Send the letter below to CalPERS board members!
Dear CalPERS Board Members,
Despite CalPERS and other investors’ efforts to engage with Exxon, the corporation remains committed to a business model that is fueling the climate crisis. Exxon continues to rebuff engagement efforts, demonstrating that it’s time for CalPERS to take action. An essential next step for CalPERS is to place a moratorium on new Exxon bond investments.
Exxon bonds fuel oil and gas expansion and many do not mature until well past CalPERS’ 2050 target for achieving net zero. In fact, this fall Exxon issued a bond with a maturity date of 2074. These bonds provide Exxon with unrestricted funds to continue business as usual, despite the ever-increasing systemic risks of climate change. The corporation’s bleak economic future is underscored by the International Energy Agency’s analysis that oil and gas usage is estimated to peak in 2030.
Purchasing bonds from Exxon is risky. Whether ExxonMobil fails to repay the bonds or its polluting activities contribute to diminishing returns across the economy, CalPERS beneficiaries will be left holding the pursestrings.
Any new fossil fuel bond investment contradicts CalPERS’ sustainability principles and endangers millions of beneficiaries’ retirement security. Look no further than Exxon’s actions over the last year. The State of California is engaged in two comprehensive lawsuits about the harm the fossil fuel industry has caused to the state and its residents. In the most recent action, California Attorney General Rob Bonta, alongside environmental organizations like the Sierra Club, sued Exxon for lying to the public about the recyclability of plastics. Additionally, Exxon sued shareholders this year after they brought forward a climate-related shareholder resolution. The corporation has doubled down on this lawsuit by promising to sue investors like CalPERS if they continue to propose climate-related shareholder resolutions.
Exxon’s actions make it clear that the corporation will continue to pursue its environmentally harmful and financially risky business model despite the interests of its shareholders.
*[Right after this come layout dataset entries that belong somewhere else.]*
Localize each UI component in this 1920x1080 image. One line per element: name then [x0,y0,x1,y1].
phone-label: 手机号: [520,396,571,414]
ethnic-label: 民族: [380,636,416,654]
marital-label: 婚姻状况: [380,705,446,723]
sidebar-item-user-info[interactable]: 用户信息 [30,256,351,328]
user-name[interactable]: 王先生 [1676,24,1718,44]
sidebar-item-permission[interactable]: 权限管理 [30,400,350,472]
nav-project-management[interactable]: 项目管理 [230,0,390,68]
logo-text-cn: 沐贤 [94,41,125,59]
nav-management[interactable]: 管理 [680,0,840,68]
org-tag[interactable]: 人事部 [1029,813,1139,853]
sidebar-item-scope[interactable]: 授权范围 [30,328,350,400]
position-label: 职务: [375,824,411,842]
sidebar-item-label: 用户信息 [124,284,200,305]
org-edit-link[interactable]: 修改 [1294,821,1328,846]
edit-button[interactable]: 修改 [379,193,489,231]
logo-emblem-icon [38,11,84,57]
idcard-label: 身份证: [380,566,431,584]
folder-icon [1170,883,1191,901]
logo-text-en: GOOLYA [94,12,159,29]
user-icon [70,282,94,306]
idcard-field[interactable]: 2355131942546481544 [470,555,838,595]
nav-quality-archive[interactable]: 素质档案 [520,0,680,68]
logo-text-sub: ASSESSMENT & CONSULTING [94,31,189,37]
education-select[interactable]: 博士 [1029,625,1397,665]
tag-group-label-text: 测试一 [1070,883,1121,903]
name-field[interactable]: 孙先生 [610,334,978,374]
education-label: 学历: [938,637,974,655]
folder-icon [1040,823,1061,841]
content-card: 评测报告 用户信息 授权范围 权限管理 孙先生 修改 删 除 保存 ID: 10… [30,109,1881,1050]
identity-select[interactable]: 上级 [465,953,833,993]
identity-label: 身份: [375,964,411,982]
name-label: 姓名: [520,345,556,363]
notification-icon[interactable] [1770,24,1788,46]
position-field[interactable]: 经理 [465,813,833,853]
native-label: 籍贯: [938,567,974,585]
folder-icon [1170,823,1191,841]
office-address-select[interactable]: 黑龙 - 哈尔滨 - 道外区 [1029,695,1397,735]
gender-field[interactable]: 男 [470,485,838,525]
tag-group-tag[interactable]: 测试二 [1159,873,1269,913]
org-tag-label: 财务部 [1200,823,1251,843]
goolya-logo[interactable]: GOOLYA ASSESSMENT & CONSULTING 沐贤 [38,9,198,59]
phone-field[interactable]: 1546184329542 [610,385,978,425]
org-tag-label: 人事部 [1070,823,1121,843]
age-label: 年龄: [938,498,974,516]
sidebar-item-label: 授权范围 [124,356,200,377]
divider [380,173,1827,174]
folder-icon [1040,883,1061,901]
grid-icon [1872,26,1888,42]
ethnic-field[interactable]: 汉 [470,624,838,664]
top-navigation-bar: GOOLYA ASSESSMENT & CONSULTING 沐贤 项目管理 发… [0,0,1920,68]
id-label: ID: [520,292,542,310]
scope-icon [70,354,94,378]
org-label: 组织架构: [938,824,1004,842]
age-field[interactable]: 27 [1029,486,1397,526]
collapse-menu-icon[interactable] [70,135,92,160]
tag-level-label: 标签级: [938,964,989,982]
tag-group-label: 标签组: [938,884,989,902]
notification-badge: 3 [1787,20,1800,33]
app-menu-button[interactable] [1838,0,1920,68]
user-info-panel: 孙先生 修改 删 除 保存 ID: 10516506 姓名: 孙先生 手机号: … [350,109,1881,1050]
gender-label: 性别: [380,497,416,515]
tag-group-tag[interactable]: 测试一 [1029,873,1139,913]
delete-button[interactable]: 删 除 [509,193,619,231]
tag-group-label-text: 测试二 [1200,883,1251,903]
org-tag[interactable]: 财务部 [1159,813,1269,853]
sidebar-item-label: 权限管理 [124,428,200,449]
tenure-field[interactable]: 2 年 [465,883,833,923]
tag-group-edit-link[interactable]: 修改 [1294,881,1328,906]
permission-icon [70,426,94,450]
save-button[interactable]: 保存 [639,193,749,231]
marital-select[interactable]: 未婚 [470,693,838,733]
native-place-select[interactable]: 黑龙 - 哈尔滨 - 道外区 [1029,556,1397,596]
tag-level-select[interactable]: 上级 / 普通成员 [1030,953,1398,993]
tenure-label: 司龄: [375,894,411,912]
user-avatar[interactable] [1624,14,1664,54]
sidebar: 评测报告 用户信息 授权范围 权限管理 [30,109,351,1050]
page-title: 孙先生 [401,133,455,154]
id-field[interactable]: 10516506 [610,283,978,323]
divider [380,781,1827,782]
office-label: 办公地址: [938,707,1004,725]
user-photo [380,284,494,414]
CalPERS' actions to hold Exxon accountable by voting against its Board and demanding that Exxon CEO Woods be removed from keynoting at the Council of Institutional Investors conference in September have not shaken Exxon’s commitment to a risky business model relying on fossil fuels. As executives of the nation’s largest public pension fund, your commitment to stop purchasing bonds from Exxon can set a powerful example for investors who understand the financial risks posed by climate change. Ending the purchasing of bonds from Exxon will protect the economic security of millions of Californians who depend on the stability of CalPERS’ investments.
Thank you for considering this vital action.